Thursday, April 9, 2009

Chapter 4-- Time Frames!

Chapter 4—“Time Frames”
Time is a very important factor of building a comic...writing a story...making a movie...what ever you want to say, it is a very important factor that generates our lives and the way we live. We as humans have acheived movement of time through a numerous amount different things. The television has allowed us to show movement within images and portray time in many different ways. But then i
f you think about it, how is ‘time’ portrayed in still images??? easy! As i think about it, a movie of anything on television is pretty much stop motion...where when you slow down the footage, it becomes frame by frame images.

But then...how does the author depict a story through a 'comic strip' so that readers can determine time and movement throughout each panel?
A main technique McCloud talks about is the shape, size, width of the panel. By attempting to capture a longer duration of time for a particular panel, the artist has the ability to stretch out the panel (sideways) so that it mentally takes longer to read across. The elongated shape buys time for the author, as the readers perceive it as a moment of time passing by. This technique applies to almost all comics!...and it wasnt hard to find a good example of this.

"Jonathan Mostow's the Megas" uses this technique so oftern throughout its storyboards. Almost all the pannels used are elongated horizintally, putting an emphasis on the time frames within the scenes and settings. The speach bubbles within are placed in an orderly left to right up to down manner, so that even as you ar reading it, time is passing. I think that this technique that McCloud refers to is such a commonly used one that in a way, our minds are influenced by 'closure' once again. Even though the single panel is not any more than one panel, it is obvious that we read the strip from left to right...just like how we were taught to read. But however, when given a Japanese manga strip, we are given directions to read in the opposite directions, and then our heads automatically begin reading that way. How is this much different to closure, where we can see the murder weapon and the murderer in one panel, then the dead body in the next. We've been taught somehow and somewhere previously that a murder weapon along with a murderer= a murder scene...so automatically our brains start fireing away at the blank gap in between and filling it in.


Motion was further debated upon throughout the history of comics. Artists have found many different ways to portraying movement within a still image. They started off with the object drawn many times in the movement, to ‘motion lines’—all messy and wild, finally to more refined and stylized lines. This can be seen within comics such as ‘Pop Eye’ and ‘The Hulk’.

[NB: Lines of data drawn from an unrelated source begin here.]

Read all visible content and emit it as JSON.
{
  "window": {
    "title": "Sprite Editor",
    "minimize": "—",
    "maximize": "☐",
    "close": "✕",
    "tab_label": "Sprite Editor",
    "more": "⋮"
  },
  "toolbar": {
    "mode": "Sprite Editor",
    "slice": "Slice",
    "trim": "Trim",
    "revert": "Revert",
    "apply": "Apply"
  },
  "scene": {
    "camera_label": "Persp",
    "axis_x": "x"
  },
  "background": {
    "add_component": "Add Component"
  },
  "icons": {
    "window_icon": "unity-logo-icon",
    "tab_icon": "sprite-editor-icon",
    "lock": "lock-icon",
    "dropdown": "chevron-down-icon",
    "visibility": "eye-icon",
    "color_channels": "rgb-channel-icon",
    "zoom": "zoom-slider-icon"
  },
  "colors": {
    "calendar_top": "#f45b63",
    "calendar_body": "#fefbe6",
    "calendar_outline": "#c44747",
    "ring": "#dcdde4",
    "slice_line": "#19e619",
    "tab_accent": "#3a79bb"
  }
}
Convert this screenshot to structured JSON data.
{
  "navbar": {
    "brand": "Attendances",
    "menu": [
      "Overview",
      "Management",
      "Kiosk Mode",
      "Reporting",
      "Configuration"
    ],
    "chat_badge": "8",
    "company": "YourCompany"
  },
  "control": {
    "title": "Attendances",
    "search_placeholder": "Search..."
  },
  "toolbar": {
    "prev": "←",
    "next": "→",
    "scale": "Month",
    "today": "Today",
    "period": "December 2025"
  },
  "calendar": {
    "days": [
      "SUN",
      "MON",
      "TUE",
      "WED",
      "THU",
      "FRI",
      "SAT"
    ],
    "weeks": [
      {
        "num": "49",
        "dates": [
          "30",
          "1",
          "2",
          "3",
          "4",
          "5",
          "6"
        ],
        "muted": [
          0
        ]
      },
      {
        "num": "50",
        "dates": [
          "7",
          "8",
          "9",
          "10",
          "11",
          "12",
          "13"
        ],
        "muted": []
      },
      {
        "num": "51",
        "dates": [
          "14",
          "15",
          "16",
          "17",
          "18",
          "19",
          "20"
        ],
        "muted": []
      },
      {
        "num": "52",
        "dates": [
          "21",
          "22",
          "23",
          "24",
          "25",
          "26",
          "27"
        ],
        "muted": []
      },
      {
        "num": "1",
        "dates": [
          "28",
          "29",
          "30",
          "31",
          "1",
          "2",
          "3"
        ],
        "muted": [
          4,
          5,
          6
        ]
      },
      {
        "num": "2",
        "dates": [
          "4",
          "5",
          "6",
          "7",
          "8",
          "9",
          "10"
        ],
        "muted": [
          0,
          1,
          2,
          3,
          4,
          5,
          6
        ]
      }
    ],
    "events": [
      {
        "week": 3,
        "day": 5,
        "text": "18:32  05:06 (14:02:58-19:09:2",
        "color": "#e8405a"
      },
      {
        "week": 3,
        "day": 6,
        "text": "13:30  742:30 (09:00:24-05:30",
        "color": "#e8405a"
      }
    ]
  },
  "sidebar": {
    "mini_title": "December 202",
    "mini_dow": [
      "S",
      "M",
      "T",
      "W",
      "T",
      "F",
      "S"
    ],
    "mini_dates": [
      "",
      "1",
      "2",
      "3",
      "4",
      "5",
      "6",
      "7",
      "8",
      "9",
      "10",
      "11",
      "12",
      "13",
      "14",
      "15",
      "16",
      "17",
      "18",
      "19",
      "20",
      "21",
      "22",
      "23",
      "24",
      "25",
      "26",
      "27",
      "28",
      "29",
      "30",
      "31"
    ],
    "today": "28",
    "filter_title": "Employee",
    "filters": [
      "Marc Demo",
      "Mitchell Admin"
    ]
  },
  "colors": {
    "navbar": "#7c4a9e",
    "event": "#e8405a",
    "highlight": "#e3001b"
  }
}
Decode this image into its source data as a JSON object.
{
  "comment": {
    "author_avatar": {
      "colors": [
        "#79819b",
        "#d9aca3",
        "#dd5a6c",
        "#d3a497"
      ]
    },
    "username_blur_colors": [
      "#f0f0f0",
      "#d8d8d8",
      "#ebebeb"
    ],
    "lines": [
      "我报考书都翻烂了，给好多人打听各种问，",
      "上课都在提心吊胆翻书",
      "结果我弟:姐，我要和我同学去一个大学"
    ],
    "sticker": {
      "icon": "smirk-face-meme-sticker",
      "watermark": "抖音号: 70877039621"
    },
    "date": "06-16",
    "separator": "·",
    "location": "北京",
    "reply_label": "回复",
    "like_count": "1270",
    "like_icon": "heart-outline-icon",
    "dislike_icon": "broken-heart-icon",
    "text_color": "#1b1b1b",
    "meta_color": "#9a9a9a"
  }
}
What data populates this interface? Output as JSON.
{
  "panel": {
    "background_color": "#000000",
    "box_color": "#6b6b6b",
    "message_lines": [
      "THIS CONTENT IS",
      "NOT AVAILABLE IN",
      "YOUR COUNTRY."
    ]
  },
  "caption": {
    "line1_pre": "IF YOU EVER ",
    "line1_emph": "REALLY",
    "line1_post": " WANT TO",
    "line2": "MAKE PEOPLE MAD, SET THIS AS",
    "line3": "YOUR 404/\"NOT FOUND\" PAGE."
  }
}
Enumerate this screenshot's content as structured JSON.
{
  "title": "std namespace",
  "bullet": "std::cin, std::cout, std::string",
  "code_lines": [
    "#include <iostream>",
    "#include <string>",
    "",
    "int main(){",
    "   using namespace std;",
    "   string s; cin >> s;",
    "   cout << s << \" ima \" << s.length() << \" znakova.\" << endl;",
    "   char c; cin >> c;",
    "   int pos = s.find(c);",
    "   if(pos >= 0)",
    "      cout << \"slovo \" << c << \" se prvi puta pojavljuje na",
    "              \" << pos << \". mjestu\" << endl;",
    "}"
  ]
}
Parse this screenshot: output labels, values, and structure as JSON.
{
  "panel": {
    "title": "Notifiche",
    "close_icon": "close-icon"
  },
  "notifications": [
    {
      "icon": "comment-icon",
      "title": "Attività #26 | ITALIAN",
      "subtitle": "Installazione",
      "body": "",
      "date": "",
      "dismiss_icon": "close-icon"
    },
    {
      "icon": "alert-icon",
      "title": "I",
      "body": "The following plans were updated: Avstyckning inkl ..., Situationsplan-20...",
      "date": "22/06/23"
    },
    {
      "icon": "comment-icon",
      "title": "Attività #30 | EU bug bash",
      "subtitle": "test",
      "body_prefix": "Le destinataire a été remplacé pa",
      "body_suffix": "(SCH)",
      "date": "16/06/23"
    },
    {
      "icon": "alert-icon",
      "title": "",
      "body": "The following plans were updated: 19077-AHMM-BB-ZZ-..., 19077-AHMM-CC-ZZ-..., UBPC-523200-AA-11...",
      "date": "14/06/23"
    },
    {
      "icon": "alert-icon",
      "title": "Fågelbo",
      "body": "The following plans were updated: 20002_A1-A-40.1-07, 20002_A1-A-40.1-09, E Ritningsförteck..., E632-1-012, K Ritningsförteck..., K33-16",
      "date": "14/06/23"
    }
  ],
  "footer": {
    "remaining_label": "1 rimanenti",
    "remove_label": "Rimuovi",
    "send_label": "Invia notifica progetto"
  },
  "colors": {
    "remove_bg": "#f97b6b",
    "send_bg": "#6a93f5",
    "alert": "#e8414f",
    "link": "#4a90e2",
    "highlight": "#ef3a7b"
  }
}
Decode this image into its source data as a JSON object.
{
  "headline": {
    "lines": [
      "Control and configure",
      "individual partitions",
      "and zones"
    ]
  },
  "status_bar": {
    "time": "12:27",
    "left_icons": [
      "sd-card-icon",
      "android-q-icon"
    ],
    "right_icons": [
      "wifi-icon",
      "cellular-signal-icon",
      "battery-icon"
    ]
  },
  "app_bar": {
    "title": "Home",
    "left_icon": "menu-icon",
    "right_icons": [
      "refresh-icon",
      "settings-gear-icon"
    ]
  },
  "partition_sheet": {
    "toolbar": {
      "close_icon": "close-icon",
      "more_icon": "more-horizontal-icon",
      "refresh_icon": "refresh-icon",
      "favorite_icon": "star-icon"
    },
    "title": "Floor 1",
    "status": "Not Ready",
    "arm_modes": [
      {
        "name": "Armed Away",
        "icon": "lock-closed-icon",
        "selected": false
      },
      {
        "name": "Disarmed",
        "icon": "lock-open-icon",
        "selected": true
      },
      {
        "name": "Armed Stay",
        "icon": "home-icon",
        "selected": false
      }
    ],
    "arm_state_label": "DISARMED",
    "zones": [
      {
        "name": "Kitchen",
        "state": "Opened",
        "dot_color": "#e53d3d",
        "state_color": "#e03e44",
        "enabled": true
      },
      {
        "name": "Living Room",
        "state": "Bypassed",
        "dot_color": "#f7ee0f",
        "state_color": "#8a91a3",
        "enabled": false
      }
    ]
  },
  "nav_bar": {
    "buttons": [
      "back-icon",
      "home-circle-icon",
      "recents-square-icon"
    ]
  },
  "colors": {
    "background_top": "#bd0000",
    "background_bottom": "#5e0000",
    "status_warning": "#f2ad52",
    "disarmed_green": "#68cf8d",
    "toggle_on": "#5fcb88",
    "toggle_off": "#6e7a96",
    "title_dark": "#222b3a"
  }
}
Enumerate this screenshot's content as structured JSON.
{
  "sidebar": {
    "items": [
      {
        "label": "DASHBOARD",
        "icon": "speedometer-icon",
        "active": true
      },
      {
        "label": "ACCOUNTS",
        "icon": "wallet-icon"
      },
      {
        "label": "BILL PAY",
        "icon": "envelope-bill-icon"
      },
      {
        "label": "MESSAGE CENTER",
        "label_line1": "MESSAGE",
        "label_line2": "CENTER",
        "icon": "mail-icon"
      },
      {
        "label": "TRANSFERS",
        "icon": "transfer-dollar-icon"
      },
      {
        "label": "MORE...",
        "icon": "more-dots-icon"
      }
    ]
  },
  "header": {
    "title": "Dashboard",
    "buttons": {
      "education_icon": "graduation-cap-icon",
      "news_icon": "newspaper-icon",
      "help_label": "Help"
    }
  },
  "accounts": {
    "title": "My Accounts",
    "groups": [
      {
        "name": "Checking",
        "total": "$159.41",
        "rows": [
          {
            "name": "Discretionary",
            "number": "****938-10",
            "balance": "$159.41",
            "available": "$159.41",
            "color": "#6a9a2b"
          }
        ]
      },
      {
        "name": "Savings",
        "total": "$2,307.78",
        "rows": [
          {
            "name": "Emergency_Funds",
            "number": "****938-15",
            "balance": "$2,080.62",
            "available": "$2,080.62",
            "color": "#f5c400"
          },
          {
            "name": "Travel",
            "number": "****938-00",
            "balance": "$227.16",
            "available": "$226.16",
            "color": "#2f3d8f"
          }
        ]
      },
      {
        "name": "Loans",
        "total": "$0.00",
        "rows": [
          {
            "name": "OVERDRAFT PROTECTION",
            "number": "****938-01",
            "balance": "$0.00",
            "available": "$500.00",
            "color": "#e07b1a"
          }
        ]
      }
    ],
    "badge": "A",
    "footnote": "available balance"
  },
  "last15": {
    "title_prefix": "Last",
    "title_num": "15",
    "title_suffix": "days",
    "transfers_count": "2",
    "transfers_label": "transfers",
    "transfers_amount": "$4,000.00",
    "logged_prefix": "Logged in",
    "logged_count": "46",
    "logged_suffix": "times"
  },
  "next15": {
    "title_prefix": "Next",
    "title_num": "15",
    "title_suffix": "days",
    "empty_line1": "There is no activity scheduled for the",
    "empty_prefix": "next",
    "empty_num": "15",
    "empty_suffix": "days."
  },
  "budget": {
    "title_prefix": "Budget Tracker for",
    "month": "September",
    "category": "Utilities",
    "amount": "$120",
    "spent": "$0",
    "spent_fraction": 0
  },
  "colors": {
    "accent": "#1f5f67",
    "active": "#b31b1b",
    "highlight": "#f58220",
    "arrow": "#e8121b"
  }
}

Time is such an important element in life. While reading this chapter, I thaught of a range of TV series/ movies that perhaps use time as their main running motive. I came up with the Tv series-- Lost, where the makers perposely want to make the viewers lost in time, Heroes (the same makers of lost)-once again viewers are lost unless they are keeping track of every epsiode...24 was another tv series where time is a very important aspect within. The whole series is based around time- as the scenes are constantly jumping from different time to time. Then there is Life on Mars, most crime scene series such as CSI, NCIS, Numb3rs...and so on that all jump back and forth in time throughout the story. Some movies also jump back and forth...one that i thaught of straight away was the Saw series. Each movie is intricately storyboarded together, each scene differing from the other...only to loose track of time throughout the movie, and then finally reveil a twist at the end that answers all questions and sets timing straight again for viewers. These techniques have developed over a long period of time. And by breaking down movies...once again we get storyboarding and comic strips. Artists have been able to capture the essence of time and motion within still images, using lines, speech bubbles, words and sound effects.